Rosenfeld, Ben Zion & Aryeh Levene. “Review of Didache and Judaism-Jewish Roots of an Ancient Christian-Jewish Work. by Marcello Den Verme. New York: T&T Clark International, 2004, xv + 291 pp.” Review in Biblical Interpretation 20 (2012), 156-200. Leiden: Brill Academic Publishers.
Rosenfeld and Levene comment that the Didache is assumed to be of Syrian origin, probably between 90 and 100 C.E. They see it as “an ancient Christian manuscript that was most likely used as a behavioral and legislative codex among ancient Christian communities” (Rosenfeld & Levene 2012, 172). Del Verme’s work treats different ideas, each in its own chapter, inductively giving “his thoughts on the ancient Christian community in Syria” (Rosenfeld & Levene 2012, 172). Rosenfeld and Levene find it significant that Del Verme purposely distinguishes between the time of Jesus and the later period with established Christian communities.

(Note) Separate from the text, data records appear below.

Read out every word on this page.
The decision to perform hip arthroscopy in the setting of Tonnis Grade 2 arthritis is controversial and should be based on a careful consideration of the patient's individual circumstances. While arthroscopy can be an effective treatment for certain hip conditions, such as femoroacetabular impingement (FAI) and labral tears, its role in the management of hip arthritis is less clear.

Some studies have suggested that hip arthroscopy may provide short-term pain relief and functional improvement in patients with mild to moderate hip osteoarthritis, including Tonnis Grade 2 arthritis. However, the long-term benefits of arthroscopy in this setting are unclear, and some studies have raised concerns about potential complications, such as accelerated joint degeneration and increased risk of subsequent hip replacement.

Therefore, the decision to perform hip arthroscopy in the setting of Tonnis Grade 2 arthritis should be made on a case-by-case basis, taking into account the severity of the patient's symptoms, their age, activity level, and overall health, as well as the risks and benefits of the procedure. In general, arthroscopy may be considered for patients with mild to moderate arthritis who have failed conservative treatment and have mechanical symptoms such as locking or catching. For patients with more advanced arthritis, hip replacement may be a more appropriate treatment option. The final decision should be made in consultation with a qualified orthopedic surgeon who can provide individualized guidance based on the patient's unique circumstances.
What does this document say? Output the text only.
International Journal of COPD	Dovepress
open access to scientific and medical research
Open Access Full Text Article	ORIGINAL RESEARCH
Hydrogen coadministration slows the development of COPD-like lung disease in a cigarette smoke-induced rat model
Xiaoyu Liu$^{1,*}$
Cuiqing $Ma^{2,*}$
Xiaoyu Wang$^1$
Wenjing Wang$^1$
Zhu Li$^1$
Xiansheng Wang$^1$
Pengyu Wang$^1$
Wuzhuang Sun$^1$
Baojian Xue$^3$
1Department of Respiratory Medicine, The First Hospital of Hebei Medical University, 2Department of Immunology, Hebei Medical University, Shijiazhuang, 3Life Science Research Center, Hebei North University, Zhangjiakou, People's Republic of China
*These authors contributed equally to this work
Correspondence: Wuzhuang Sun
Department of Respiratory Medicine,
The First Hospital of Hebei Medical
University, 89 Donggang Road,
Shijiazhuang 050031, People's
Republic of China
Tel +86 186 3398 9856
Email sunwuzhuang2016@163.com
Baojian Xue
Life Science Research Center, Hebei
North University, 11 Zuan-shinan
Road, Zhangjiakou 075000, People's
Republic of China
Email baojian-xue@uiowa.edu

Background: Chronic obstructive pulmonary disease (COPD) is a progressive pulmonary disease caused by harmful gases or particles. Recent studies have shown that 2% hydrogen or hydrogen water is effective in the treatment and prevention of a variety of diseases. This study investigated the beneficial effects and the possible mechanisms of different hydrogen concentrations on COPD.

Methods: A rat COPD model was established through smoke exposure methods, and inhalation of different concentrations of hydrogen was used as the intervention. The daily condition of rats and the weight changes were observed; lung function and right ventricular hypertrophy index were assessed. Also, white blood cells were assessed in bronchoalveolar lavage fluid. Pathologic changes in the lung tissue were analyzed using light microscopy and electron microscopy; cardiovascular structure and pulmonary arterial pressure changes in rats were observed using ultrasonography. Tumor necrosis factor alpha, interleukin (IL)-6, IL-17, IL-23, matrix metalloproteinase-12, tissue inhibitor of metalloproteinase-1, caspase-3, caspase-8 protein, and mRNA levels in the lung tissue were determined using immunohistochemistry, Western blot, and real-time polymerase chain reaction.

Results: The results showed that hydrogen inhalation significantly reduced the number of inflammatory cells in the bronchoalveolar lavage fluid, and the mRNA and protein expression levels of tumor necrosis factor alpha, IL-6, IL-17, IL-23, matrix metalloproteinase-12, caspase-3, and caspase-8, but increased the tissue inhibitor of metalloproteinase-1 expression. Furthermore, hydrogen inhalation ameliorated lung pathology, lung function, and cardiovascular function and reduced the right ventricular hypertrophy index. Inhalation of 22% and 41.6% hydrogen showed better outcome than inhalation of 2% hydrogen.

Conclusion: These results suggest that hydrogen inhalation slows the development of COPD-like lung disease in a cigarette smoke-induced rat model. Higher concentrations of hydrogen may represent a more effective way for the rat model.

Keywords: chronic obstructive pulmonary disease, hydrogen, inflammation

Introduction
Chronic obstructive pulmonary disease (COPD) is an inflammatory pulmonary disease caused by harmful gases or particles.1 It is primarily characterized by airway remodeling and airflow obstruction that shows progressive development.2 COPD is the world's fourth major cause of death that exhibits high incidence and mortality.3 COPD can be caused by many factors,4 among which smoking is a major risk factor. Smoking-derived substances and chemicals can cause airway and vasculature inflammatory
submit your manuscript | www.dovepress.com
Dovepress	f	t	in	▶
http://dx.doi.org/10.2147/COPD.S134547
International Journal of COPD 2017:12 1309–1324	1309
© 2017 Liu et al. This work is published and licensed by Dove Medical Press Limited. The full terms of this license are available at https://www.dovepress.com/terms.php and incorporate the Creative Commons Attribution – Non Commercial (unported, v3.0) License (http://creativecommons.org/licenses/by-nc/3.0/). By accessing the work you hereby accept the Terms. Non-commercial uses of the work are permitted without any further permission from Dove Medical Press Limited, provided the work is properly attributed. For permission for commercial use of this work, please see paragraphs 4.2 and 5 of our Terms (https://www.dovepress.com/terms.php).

Chapter 1 builds a case for a study of Christianity to see its foundations in early 1st century Judaism. The second chapter analyzes chapter four of the Didache, focusing on verse 8, speaking about the growth of a communal society (Rosenfeld & Levene 2012, 172). Chapter 3 seeks to identify the “hypocrites and others” of Didache 8, finding a power struggle in progress. Chapter 4 considers Didache 13 and the rules for care for clerics and the poor, comparing it to late Second Temple Judaism. Chapter 5 identifies the eschatological contents of the final chapter of the Didache (Rosenfeld & Levene 2012, 173).
Rosenfeld and Levene consider Del Verme’s assertions open to challenge, especially the fact that he sees Christianity and Judaism largely as one until the end of the first century, rather than around 70 or even earlier, as they think likely (Rosenfeld & Levene 2012, 173). They also consider the Qumran communities and the Didache community to be significantly less seimilar than does Del Verme (Rosenfeld & Levene 2012, 174). Finally, Del Verme considers Jewish practices of giving to have been transferred to the Didache community, while Rosenfeld and Levene find those giving practices absent in Judaism at the time of the Didache, so consider the practice may have been adopted in Judaims from Christian examples (Rosenfeld & Levene 2012, 175).
Based on this review, Del Verme’s book is not one which will likely be of great value to the focus of my research. It pursues significantly different ideas than those which I wish to pursue.